Ayush Mhatre

Personal information
- Born: 16 July 2007 (age 19) Nallasopara, Maharashtra, India
- Batting: Right-handed
- Bowling: Right-arm off break
- Role: Top order batter

Domestic team information
- 2024–present: Mumbai
- 2025–present: Chennai Super Kings

Career statistics
| Competition | FC | LA | T20 |
| Matches | 13 | 7 | 19 |
| Runs scored | 660 | 458 | 766 |
| Batting average | 30.00 | 65.42 | 47.87 |
| 100s/50s | 2/2 | 2/1 | 2/4 |
| Top score | 176 | 181 | 110* |
| Balls bowled | 39 | 105 | 6 |
| Wickets | 2 | 7 | 0 |
| Bowling average | 10.00 | 11.28 | – |
| 5 wickets in innings | 0 | 0 | 0 |
| 10 wickets in match | 0 | 0 | 0 |
| Best bowling | 1/8 | 3/17 | – |
| Catches/stumpings | 16/– | 2/– | 11/– |

Medal record
Men's cricket
Representing India
ICC U19 World Cup
| Winner | 2026 Zimbabwe & Namibia |  |
ACC U19 Asia Cup
| Runner-up | 2024 UAE |  |
| Runner-up | 2025 UAE |  |
- Source: Cricinfo, 10 August 2026

= Ayush Mhatre =

Indian cricketer (born 2007)

Ayush Mhatre (born 16 July 2007) is an Indian cricketer who plays for Mumbai in domestic cricket and Chennai Super Kings in the Indian Premier League as a right-handed top order batter.

== Early life ==
Mhatre was born in a Marathi-speaking family on 16 July 2007. He hails from Nallasopara, a locality near Virar in Maharashtra. He took to the game when he was six, but it was at fifteen that he transitioned to professional cricket. In his early days, he used to travel 46 kms one way by train everyday from Virar to Churchgate (next to Wankhede Stadium) for his practice sessions.

== Youth career ==
Mhatre was part of the 2024 Indian U19 team and captained the 2025 squad, with the team finishing runners-up in the U19 Asia Cup in both editions. Under his captaincy, the Indian U19 team toured England, winning the Youth ODI series 3–2. The team later toured Australia, where they won the Youth ODI series 3–0 and secured a 2–0 win in the Youth Test series.
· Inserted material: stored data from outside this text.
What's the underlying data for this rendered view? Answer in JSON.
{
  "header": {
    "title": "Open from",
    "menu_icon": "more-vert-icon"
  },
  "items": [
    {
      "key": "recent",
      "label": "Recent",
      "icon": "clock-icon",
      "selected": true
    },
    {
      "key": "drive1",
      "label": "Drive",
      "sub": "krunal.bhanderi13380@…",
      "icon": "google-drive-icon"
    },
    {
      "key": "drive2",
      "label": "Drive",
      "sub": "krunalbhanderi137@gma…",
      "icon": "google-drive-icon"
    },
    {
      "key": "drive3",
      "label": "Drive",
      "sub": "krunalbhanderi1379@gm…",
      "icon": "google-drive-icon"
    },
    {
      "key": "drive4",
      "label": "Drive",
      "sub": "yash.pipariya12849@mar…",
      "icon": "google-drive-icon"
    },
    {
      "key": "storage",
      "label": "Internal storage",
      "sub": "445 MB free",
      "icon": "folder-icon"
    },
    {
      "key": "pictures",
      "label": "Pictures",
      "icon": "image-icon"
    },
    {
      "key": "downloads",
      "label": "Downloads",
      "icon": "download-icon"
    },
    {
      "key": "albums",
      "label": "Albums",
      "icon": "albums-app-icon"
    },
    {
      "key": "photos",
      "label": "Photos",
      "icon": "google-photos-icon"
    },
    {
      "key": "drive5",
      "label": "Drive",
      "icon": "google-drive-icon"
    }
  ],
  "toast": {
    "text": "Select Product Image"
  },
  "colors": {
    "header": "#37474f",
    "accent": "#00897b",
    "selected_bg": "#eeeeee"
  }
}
Mhatre was appointed captain of the India squad for the 2026 U19 World Cup, where he led the team to a record-extending sixth title. He finished the tournament with a total of 214 runs across 7 matches, which included crucial half-centuries in the semi-final against Afghanistan and the final against England.

== Domestic career ==
Mhatre made his first-class debut aged 17 for Mumbai in the 2024-25 Irani Cup. A few weeks later he scored his maiden first-class century (176) for Mumbai against Maharashtra in the 2024–25 Ranji Trophy. He became the then youngest player to score 150+ runs in men's List A cricket, surpassing the previous record set by Yashasvi Jaiswal.
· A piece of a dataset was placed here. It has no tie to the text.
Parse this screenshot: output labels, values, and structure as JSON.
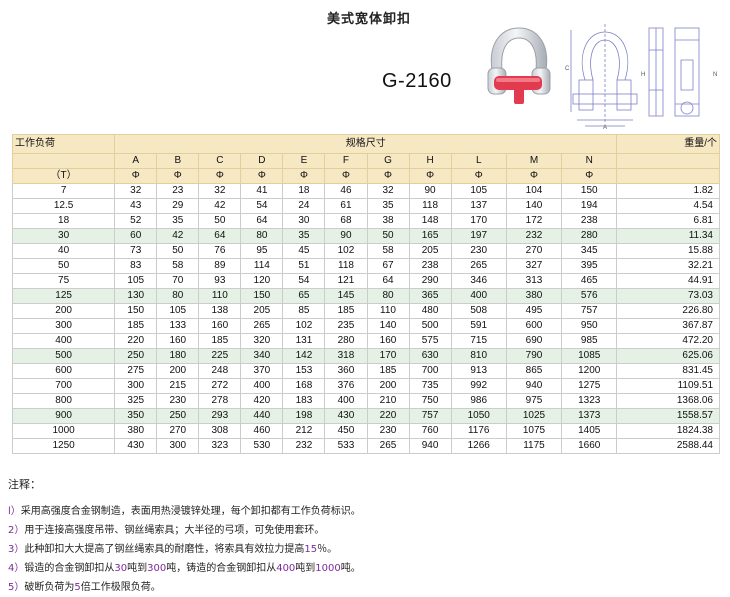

Mhatre went unsold at the 2025 IPL auction; he was called up by the Chennai Super Kings as replacement of Ruturaj Gaikwad, who was injured mid-season. On 20 April 2025, Mhatre made his IPL debut for Chennai Super Kings against the Mumbai Indians. He is the seventh youngest IPL player to play a match, at 17 years and 278 days. On 3 May 2025, he scored 94 runs in 48 balls while chasing a total of 214 against RCB, missing his first ever IPL century by only 6 runs.